Als Folge von angeborenen oder traumatischen Ereignissen kann eine motorische Reaktion dysfunktional bis pathologisch sein. Eine dysfunktionale motorische Reaktion kann hyperaktiv sein, d. h. sie verursacht eine zu hohe Muskelspannung, einen zu hohen Muskeltonus und Muskeln, die zu starr sind, um eine angemessene Dehnung zu ermöglichen, was den funktionellen Bewegungsumfang einschränkt; oder hypoaktiv, d. h. sie verursacht eine zu geringe Muskelspannung, einen zu geringen Muskeltonus und Muskeln, die zu weich sind, um den Körper zu kontrollieren oder zu stützen. Eine pathologische motorische Reaktion, die schwerwiegender ist als eine dysfunktionale Reaktion, kann sein:

  • Umgekehrt – das Gegenteil von dem, was erwartet wird
  • Korrekt – eine Reaktion, die für einen anderen Reiz erwartet wird
  • A-Reflex – der überhaupt keine Reaktion erzeugt

Ein primärer motorischer Reflex eines Säuglings, der entweder eine dysfunktionale oder pathologische motorische Reaktion zeigt, wird nicht angemessen integriert.

Zentrales Nervensystem (ZNS)

Unter normalen Bedingungen erfüllt das ZNS aktiv seine Aufgabe, indem es die angemessenen Reaktionen auf sensorische Signale innerhalb und außerhalb des Körpers vermittelt, um sicherzustellen, dass die grundlegenden Körperfunktionen und Aktivitäten gut reguliert bleiben.
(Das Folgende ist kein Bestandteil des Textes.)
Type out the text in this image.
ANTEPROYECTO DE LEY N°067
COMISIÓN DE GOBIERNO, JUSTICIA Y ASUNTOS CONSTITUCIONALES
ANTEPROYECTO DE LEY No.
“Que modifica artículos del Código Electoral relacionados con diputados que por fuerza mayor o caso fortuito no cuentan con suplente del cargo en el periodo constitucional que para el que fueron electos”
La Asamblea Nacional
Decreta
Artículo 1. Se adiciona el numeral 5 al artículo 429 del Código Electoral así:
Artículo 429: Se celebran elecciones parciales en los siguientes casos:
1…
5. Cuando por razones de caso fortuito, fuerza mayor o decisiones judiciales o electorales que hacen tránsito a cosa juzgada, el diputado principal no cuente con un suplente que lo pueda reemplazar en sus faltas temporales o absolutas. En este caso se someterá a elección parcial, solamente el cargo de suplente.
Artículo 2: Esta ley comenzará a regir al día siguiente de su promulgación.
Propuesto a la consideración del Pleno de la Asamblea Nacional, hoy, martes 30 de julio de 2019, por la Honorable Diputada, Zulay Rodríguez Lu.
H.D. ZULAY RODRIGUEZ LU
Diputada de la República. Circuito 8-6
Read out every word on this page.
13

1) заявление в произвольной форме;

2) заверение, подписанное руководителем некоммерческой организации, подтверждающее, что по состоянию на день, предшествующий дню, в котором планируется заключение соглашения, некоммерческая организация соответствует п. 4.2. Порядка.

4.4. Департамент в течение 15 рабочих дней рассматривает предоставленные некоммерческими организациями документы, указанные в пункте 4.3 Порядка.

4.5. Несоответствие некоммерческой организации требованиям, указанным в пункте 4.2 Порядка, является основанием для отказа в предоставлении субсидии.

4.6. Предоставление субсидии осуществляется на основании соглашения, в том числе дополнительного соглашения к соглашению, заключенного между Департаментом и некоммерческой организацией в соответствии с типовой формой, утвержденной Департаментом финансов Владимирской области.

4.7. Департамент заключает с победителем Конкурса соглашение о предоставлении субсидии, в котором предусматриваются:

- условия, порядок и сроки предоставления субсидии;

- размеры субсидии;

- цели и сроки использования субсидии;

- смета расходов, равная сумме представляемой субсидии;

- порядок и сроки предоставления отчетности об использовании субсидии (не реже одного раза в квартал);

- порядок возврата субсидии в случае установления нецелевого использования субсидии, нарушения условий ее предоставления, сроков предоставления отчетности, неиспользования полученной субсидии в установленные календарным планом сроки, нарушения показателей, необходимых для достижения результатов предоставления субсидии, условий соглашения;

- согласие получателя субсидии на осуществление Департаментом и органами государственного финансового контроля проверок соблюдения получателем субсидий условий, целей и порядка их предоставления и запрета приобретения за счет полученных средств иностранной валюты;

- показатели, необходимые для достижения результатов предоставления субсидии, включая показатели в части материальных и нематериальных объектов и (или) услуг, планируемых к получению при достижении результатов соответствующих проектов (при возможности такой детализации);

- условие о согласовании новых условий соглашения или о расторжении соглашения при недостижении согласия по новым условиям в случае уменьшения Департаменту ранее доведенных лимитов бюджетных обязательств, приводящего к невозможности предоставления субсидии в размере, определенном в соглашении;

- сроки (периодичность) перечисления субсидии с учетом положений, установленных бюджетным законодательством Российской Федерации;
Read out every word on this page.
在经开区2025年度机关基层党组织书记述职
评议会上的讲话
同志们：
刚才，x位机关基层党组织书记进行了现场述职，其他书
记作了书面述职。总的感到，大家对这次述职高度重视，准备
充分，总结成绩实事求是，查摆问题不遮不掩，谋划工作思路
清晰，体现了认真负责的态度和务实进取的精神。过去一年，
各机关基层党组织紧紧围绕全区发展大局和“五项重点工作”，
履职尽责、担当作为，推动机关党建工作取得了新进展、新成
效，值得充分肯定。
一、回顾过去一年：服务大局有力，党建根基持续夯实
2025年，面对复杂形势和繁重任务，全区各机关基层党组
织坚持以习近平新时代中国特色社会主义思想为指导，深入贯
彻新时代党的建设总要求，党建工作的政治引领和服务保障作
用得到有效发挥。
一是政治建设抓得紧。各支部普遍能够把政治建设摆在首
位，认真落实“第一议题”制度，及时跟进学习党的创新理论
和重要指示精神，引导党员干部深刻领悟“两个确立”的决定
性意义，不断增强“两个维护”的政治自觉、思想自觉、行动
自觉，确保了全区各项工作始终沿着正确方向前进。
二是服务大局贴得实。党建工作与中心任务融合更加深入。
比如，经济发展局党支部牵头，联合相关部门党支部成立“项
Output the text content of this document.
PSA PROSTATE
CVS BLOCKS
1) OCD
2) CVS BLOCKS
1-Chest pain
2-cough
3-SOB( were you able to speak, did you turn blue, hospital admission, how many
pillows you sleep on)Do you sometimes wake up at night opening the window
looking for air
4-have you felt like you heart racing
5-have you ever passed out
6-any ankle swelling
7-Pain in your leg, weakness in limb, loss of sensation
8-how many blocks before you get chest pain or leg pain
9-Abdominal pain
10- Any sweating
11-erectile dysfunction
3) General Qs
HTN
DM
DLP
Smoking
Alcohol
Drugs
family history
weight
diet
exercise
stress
Aufgrund von angeborenen Defekten, Trauma oder Krankheit oder langfristigem intermittierendem oder chronischem Stress kann die Leistung des ZNS beeinträchtigt sein, was dazu führt, dass eingehende sensorische Informationen blockiert oder fehlinterpretiert (unter- oder überbewertet) werden und ausgehende Anweisungen zu motorischen Reaktionen führen, die dysfunktional (hypo- oder hyperaktiv, unter- oder überreaktiv) oder pathologisch (a-reflexiv, falsch oder umgekehrt) sind. Aus diesem Grund wird das Vorhandensein von entwicklungsbedingt unangemessenen primären motorischen Reflexen bei Säuglingen von Medizinern seit langem als ein Hinweis auf mögliche neurologische Probleme angesehen.